Powerset team resumes HBase contributions
by Bryan Kirschner on October 14, 2008 06:57pm
It is just two months since Microsoft finalized the acquisition of Powerset, a San Francisco-based search and natural language company. Powerset's goals are to "change the way humans interact with computers through language"- improving search by indexing Web pages based on the meaning expressed in them rather than just the literal words.
Collaboration between the Powerset team and their new colleagues in Live Search has already resulted in some integration projects: Freebase Answers, improved captions for Wikipedia results, and new related searches using the Factz engine.
The application of Powerset's technology to Live Search will enable Live Search to more quickly surface the most relevant information, resulting in improvements to the end-user experience. The Powerset acquisition is an important part of Live Search's strategy, and HBase is key to Powerset's ongoing success and will also open more opportunities for other Live Search projects as well as for the broader community to move the whole web forward.
But what's especially notable is that the Powerset team has resumed contributions to HBase, an open-source, column-oriented, distributed database written in Java. The contributions relate to infrastructural storage technology enabling large scale data processing.
HBase, which is an important component of Powerset's development, is developed as part of the Apache Software Foundation's Hadoop project, and runs on top of the Hadoop Distributed File System, providing BigTable-type capabilities. (HBase initially started as a contribution to Hadoop before becoming a full sub-project of Hadoop in January 2008.)
For the past year and a half, Powerset has sponsored two full-time developers to work on HBase; Michael Stack and Jim Kellerman are also on the Hadoop Project Management Committee. Through the continued work of these developers, Microsoft will help improve HBase, which receives significant lift from the active community that supports the project.
Technology companies and communities have always collaborated (see this great research overview). There are some great examples in the past of Microsoft being a creative, agile leader - one of my favorites being the Most Valuable Professional (MVP) Program, which had its origin in organic, outside-in cooperation:
"Way back in the dark ages, Microsoft provided a great deal of technical support on CompuServe. The CompuServe FoxPro forum was extremely busy and Calvin Hsia, then an independent developer, now Developer Lead on the Fox team, created what we called "Calvin's List." It was a listing of the number of postings by person, including info on both messages sent and received. ...As the story goes, some of the Microsoft people jumped on Calvin's List as a way to identify high contributors, and thus was born the MVP program."
But if you look at how open source in particular has changed the industry from 1998 onward, as other vendors figured out ways to interact with open source, we simply haven't been the first, the fastest, or the most creative.
That history is a fact of life. But so are the implications from studying what has happened as firms and communities find ways to work together (I have a small quibble with the choice of title but not with the main point of A man on the inside: Unlocking communities as complementary assets - a "woman on the inside" would be just as effective...).

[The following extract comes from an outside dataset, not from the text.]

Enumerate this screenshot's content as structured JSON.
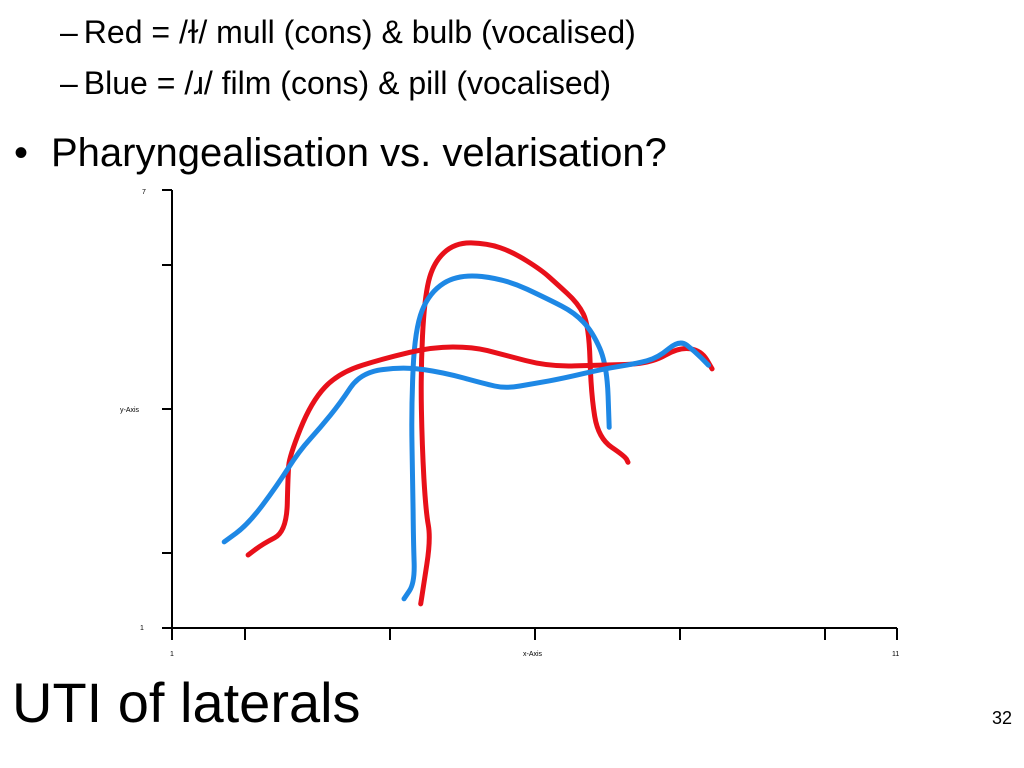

The conclusion is unambiguous: there are mutual opportunities that come from openness to working together. We're just scratching the surface on the range of opportunities for Microsoft to participate in and contribute to open source communities in ways that are good for customers, good for communities - and good for business.
The next ten years of software will also be a time of growth and change, where both open source and Microsoft communities will grow together, so it is exciting to see contribution to HBase join contribution to ADOdb, a popular data access layer for PHP used by many applications (this was Microsoft's first code contribution to PHP projects, but not the last), and OpenPegasus, an important part of System Center's new cross-platform approach.
But it is not unexpected-and others will follow.